I'm trying to figure out if the following equality is true:
$$ \int_C \vec{v} \cdot d\vec{r} = \int_C \left\lVert \vec{v} \right\rVert ds$$
I figured that $d\vec{r} = \vec{T}ds$, where $\vec{T}$ is the tangent of the curve at a given point and $ds = \left\lVert d\vec{r} \right\rVert$.
So I get:
$$\int_C \vec{v} \cdot d\vec{r} = \int_C \vec{v} \cdot \vec{T} ds$$
I have been told that the initial equality is true. However, how can it be true if $\vec{v} \cdot \vec{T}$ is only equal to the magnitude of $\vec{v}$ if the vector is completely along the tangent? Can't the vector v point in a different direction.
In general, no.
It may be clarifying to look at the definitions.
Suppose $\vec r:[a,b]\to C$ is a parametrization of the smooth path.

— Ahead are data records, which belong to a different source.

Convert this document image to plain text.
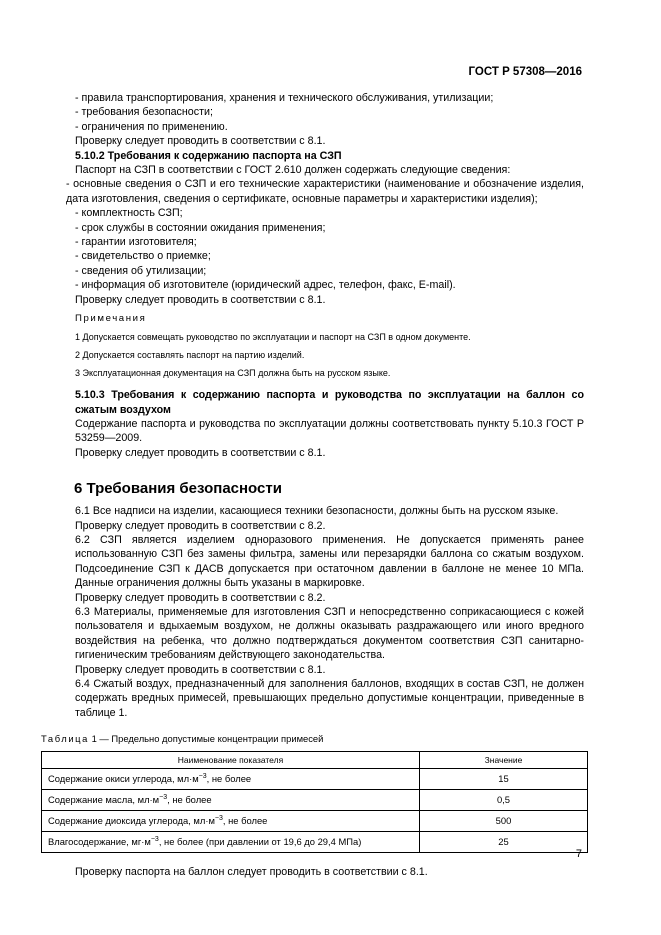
ГОСТ Р 57308—2016

- правила транспортирования, хранения и технического обслуживания, утилизации;

- требования безопасности;

- ограничения по применению.

Проверку следует проводить в соответствии с 8.1.

5.10.2 Требования к содержанию паспорта на СЗП

Паспорт на СЗП в соответствии с ГОСТ 2.610 должен содержать следующие сведения:

- основные сведения о СЗП и его технические характеристики (наименование и обозначение изделия, дата изготовления, сведения о сертификате, основные параметры и характеристики изделия);

- комплектность СЗП;

- срок службы в состоянии ожидания применения;

- гарантии изготовителя;

- свидетельство о приемке;

- сведения об утилизации;

- информация об изготовителе (юридический адрес, телефон, факс, E-mail).

Проверку следует проводить в соответствии с 8.1.

Примечания

1 Допускается совмещать руководство по эксплуатации и паспорт на СЗП в одном документе.

2 Допускается составлять паспорт на партию изделий.

3 Эксплуатационная документация на СЗП должна быть на русском языке.

5.10.3 Требования к содержанию паспорта и руководства по эксплуатации на баллон со сжатым воздухом

Содержание паспорта и руководства по эксплуатации должны соответствовать пункту 5.10.3 ГОСТ Р 53259—2009.

Проверку следует проводить в соответствии с 8.1.

6 Требования безопасности

6.1 Все надписи на изделии, касающиеся техники безопасности, должны быть на русском языке.

Проверку следует проводить в соответствии с 8.2.

6.2 СЗП является изделием одноразового применения. Не допускается применять ранее использованную СЗП без замены фильтра, замены или перезарядки баллона со сжатым воздухом. Подсоединение СЗП к ДАСВ допускается при остаточном давлении в баллоне не менее 10 МПа. Данные ограничения должны быть указаны в маркировке.

Проверку следует проводить в соответствии с 8.2.

6.3 Материалы, применяемые для изготовления СЗП и непосредственно соприкасающиеся с кожей пользователя и вдыхаемым воздухом, не должны оказывать раздражающего или иного вредного воздействия на ребенка, что должно подтверждаться документом соответствия СЗП санитарно-гигиеническим требованиям действующего законодательства.

Проверку следует проводить в соответствии с 8.1.

6.4 Сжатый воздух, предназначенный для заполнения баллонов, входящих в состав СЗП, не должен содержать вредных примесей, превышающих предельно допустимые концентрации, приведенные в таблице 1.

Таблица 1 — Предельно допустимые концентрации примесей

Наименование показателя	Значение
Содержание окиси углерода, $мл\cdot м^{-3}$, не более	15
Содержание масла, $мл\cdot м^{-3}$, не более	0,5
Содержание диоксида углерода, $мл\cdot м^{-3}$, не более	500
Влагосодержание, $мг\cdot м^{-3}$, не более (при давлении от 19,6 до 29,4 МПа)	25

Проверку паспорта на баллон следует проводить в соответствии с 8.1.

7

Then
$$ \int_C \vec v\cdot d\vec r=\int_a^b \vec v\cdot \vec r'(t)\,dt $$
$$ \int_C \|\vec v\|\,ds=\int_a^b \|\vec v(t)\|\cdot \|\vec r'(t)\|\,dt $$
But the second integral is always nonnegative.
Consider $\vec r(t)=(t,0)$ and $\vec v\equiv(-1,0)$ for $t\in[0,1]$. Then $$ \int_C \vec v\cdot d\vec r=\int_0^1 -1\,dt,\quad \int_C \|\vec v\|\,ds=\int_0^11\,dt $$